Most eye-care practitioners are unlikely to read any journal cover to cover, and perhaps they may consider meibomian gland dysfunction (MGD) underwhelming as a topic at a time when there are a number of exciting developments in vision research.

However, specialists in cornea and external disease agree that the recently published report from the International Workshop on Meibomian Gland Dysfunction ("MGD Workshop") should be essential reading for all clinicians.

Eric D. Donnenfeld, MD, described the report of the MGD Workshop report as a landmark publication that provides consensus statements and guidelines from a group of more than 50 experts on topics including MGD etiology, management, and treatment.

"MGD is an extremely important problem because of its prevalence and clinical consequences," said Peter J. McDonnell, MD, director and William Holland Wilmer Professor of Ophthalmology, Wilmer Eye Institute, Johns Hopkins University School of Medicine, Baltimore. "According to some reports, two-thirds of patients undergoing cataract surgery have some component of dry eye and/or eyelid disease. Yet, these diagnoses are underappreciated and often overlooked.

"I applaud the MGD Workshop participants for the effort they put forth in reviewing the literature and compiling this very comprehensive report reviewing the current state of knowledge about MGD," added Dr. McDonnell, who also is the chief medical editor of Ophthalmology Times (See editorial page "Review targets MGD"). "It is interesting material, and considering how widespread MGD is among our patients, I would like to think that eye-care practitioners would take the time to read through the issue and bring themselves up to date on this condition, its diagnosis, and treatment."

Terrence P. O'Brien, MD, was a member of the MGD Workshop management and treatment subcommittee. He noted the project benefited from the considerable efforts and expertise of the more than 50 participating clinical and basic science researchers dedicated to advancing the understanding and management of MGD. Creating the report that summarizes the current state of knowledge about MGD and that provides recommendations for practitioners and researchers was a monumental task, but he believes the group was successful in its endeavor to distill a voluminous amount of material into a highly readable and useful resource.

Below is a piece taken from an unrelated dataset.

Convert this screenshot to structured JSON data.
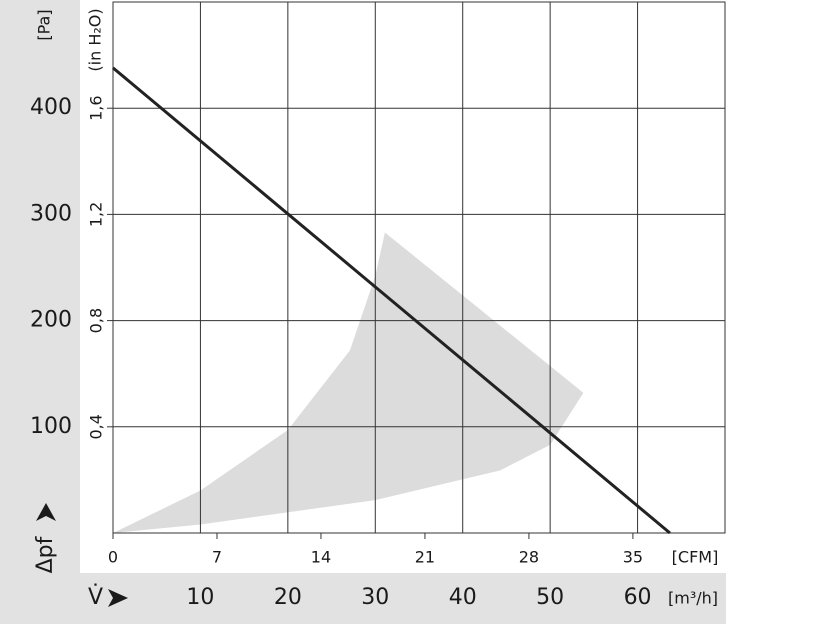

"Publication of this report is an exciting event for the MGD Workshop participants, and I share enormous enthusiasm with my colleagues about the value of its content and a belief that the diagnosis and treatment guidelines will be an important step forward in improving patient care," said Dr. O'Brien, professor and Charlotte Breyer Rodgers Distinguished Chair of Ophthalmology, Bascom Palmer Eye Institute, University of Miami Miller School of Medicine, Miami.

"I urge all clinicians to read the entire report and to focus particularly their attention on the sections that are most germane to patient care," Dr. O'Brien said.

Dr. O'Brien noted the report from his own subcommittee on management and therapy is one section that may hold the most immediate interest to clinicians. In trying to develop evidence-based treatment recommendations, the group first created an MGD classification system based on level of severity.

"The same type of methodology was used by the Delphi Panel of the Dysfunctional Tear Film Study Group and the International Dry Eye Workshop sponsored by the Tear Film & Ocular Surface Society in developing treatment recommendations for dry eye disease," Dr. O'Brien said. "Such a system is valuable in allowing clinicians to adopt an organized management approach toward MGD in a rational manner."

As key features, the treatment recommendations emphasize the need to address MGD with a multimodal approach, ongoing care, attention to co-existing or accompanying disorders of the ocular surface and/or eyelids, and escalation of the intervention if symptoms are not brought under satisfactory control.